Ser testigos de la pasión y muerte de Jesús no es lo mismo que dar testimonio de su pasión y su muerte. Solo un grupo reducido de personas fue testigo de su muerte: los soldados romanos, el sumo sacerdote y algunos residentes en Jerusalén. Al pie de la cruz había pocas personas de fe: María, la madre de Jesús, otras mujeres y Juan, que a la posteridad fueron los que presenciaron la muerte de Jesús. Vieron que esta era más que una ejecución común y cruenta. Se trataba no de una muerte cualquiera sino de un acontecimiento de fe, que destruiría el pecado y transformaría la vida de las personas.
El relato de la muerte de Jesús no es solo un resabio de tristeza, puesto que manifiesta la gloria de Jesús, aquella que se caracterizó por haber amado hasta el fin. Al preguntar Pilato: “¿Entonces, tú eres rey?”, Jesús responde: “Tú lo dices, yo soy rey”. Cuesta comprender este aire de triunfo de Jesús, es decir, un hombre cuyo reino no se ve ni es proclamado como tal. ¡Cómo puede proclamarse rey! No obstante, en las palabras “Aquí tienen al hombre” encontramos al Jesús frágil, que lleva la corona de espinas y el manto de púrpura, como todo rey. Sin dejar su realeza, es el hombre por excelencia, porque va hasta la posibilidad extrema del amor, que es la hora de la pasión.
La cruz es el trono del rey donde no importa quiénes están a su “derecha” o a su “izquierda”, porque desde ahora, en el Reino de Dios, todos somos iguales. Antes de morir Jesús recita los versos del Salmo 22, que exclaman el grito desgarrador del hombre justo: “En tus manos encomiendo mi espíritu”. Sin duda, es un gran acto de confianza en su Padre.
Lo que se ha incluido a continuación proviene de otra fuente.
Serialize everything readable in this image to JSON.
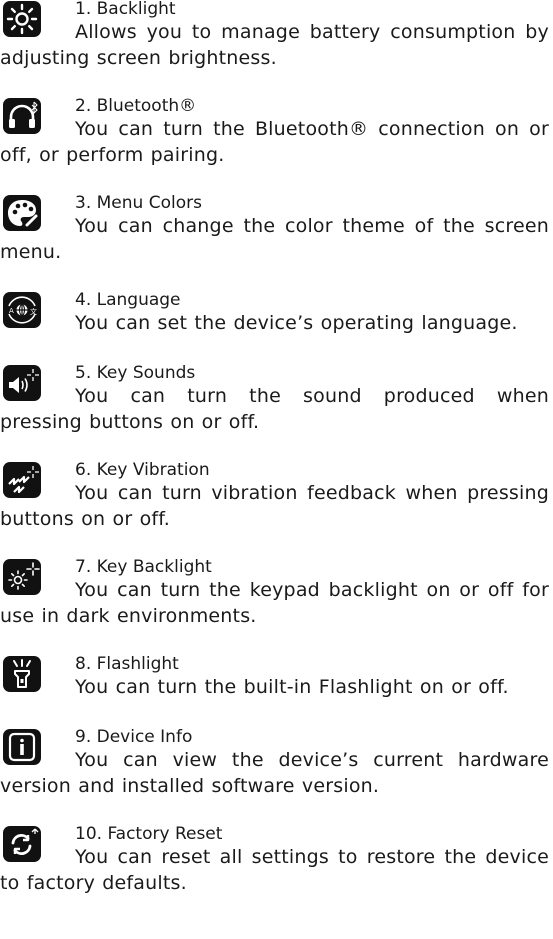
{
  "entries": [
    {
      "title": "1. Backlight",
      "text": "Allows you to manage battery consumption by adjusting screen brightness.",
      "icon": "backlight-icon"
    },
    {
      "title": "2. Bluetooth®",
      "text": "You can turn the Bluetooth® connection on or off, or perform pairing.",
      "icon": "bluetooth-headphones-icon"
    },
    {
      "title": "3. Menu Colors",
      "text": "You can change the color theme of the screen menu.",
      "icon": "palette-icon"
    },
    {
      "title": "4. Language",
      "text": "You can set the device’s operating language.",
      "icon": "language-globe-icon"
    },
    {
      "title": "5. Key Sounds",
      "text": "You can turn the sound produced when pressing buttons on or off.",
      "icon": "speaker-icon"
    },
    {
      "title": "6. Key Vibration",
      "text": "You can turn vibration feedback when pressing buttons on or off.",
      "icon": "vibration-icon"
    },
    {
      "title": "7. Key Backlight",
      "text": "You can turn the keypad backlight on or off for use in dark environments.",
      "icon": "key-backlight-icon"
    },
    {
      "title": "8. Flashlight",
      "text": "You can turn the built-in Flashlight on or off.",
      "icon": "flashlight-icon"
    },
    {
      "title": "9. Device Info",
      "text": "You can view the device’s current hardware version and installed software version.",
      "icon": "info-icon"
    },
    {
      "title": "10. Factory Reset",
      "text": "You can reset all settings to restore the device to factory defaults.",
      "icon": "factory-reset-icon"
    }
  ]
}
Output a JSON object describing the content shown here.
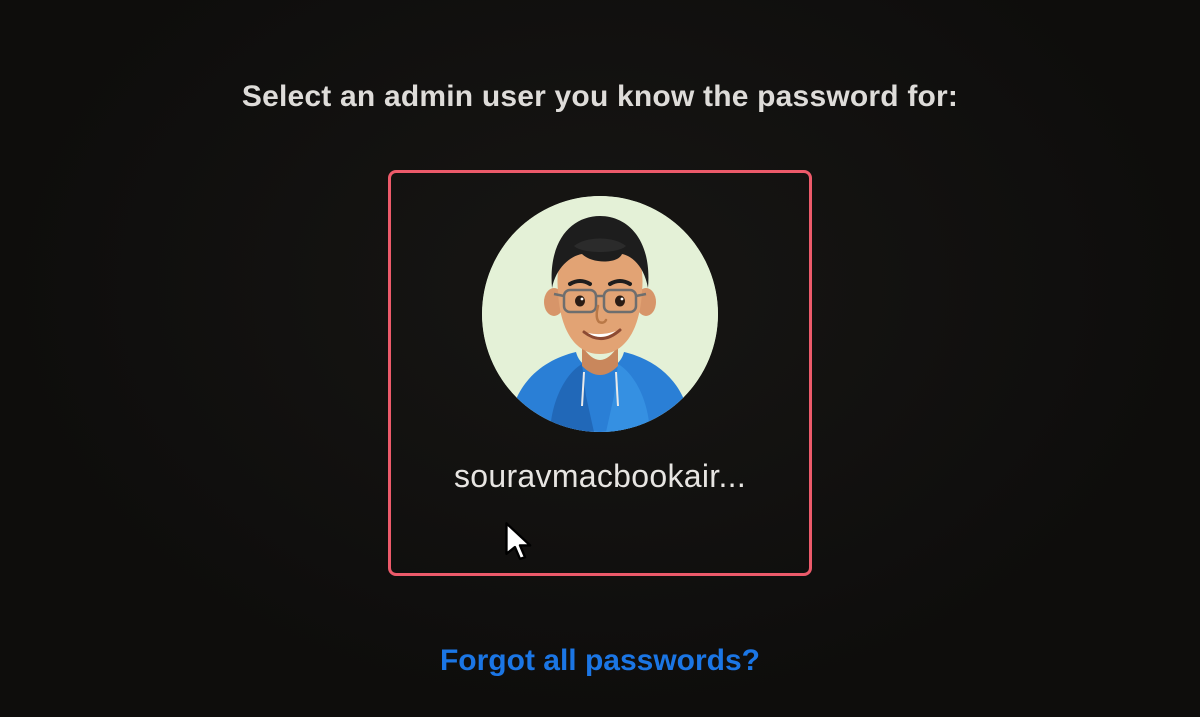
{
  "prompt": "Select an admin user you know the password for:",
  "users": [
    {
      "name": "souravmacbookair..."
    }
  ],
  "forgot_link": "Forgot all passwords?",
  "colors": {
    "highlight": "#ec5a6a",
    "link": "#1b76e5",
    "avatar_bg": "#e4f1d7"
  }
}
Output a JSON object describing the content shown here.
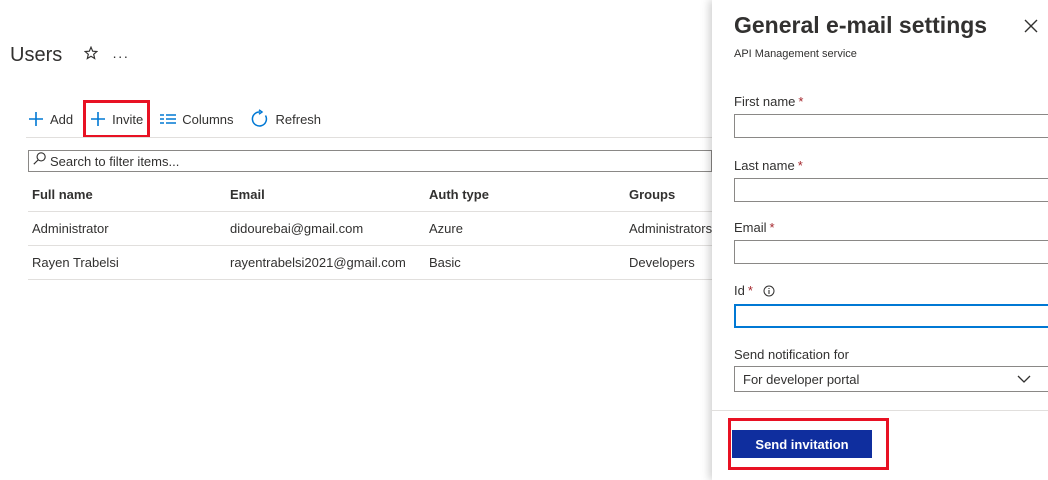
{
  "page": {
    "title": "Users",
    "star_icon": "star-icon",
    "more": "···"
  },
  "toolbar": {
    "add_label": "Add",
    "invite_label": "Invite",
    "columns_label": "Columns",
    "refresh_label": "Refresh"
  },
  "search": {
    "placeholder": "Search to filter items..."
  },
  "table": {
    "headers": [
      "Full name",
      "Email",
      "Auth type",
      "Groups"
    ],
    "rows": [
      [
        "Administrator",
        "didourebai@gmail.com",
        "Azure",
        "Administrators"
      ],
      [
        "Rayen Trabelsi",
        "rayentrabelsi2021@gmail.com",
        "Basic",
        "Developers"
      ]
    ]
  },
  "panel": {
    "title": "General e-mail settings",
    "subtitle": "API Management service",
    "first_name_label": "First name",
    "last_name_label": "Last name",
    "email_label": "Email",
    "id_label": "Id",
    "required_mark": "*",
    "notification_label": "Send notification for",
    "notification_value": "For developer portal",
    "send_label": "Send invitation"
  },
  "colors": {
    "accent": "#0078d4",
    "send_button": "#0f2e9e",
    "highlight": "#e81123"
  }
}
Por eso, en una hora tan decisiva, cuesta creer que Dios-Padre lo abandonara; al contrario, Jesús no muere sintiéndose abandonado por el Padre, sino que él se abandona en su Padre, que siempre tuvo, tiene y tendrá la última palabra de vida.
“Dijo Jesús: ‘Todo se ha cumplido’. E inclinando la cabeza, entregó su espíritu” Jn 19, 30.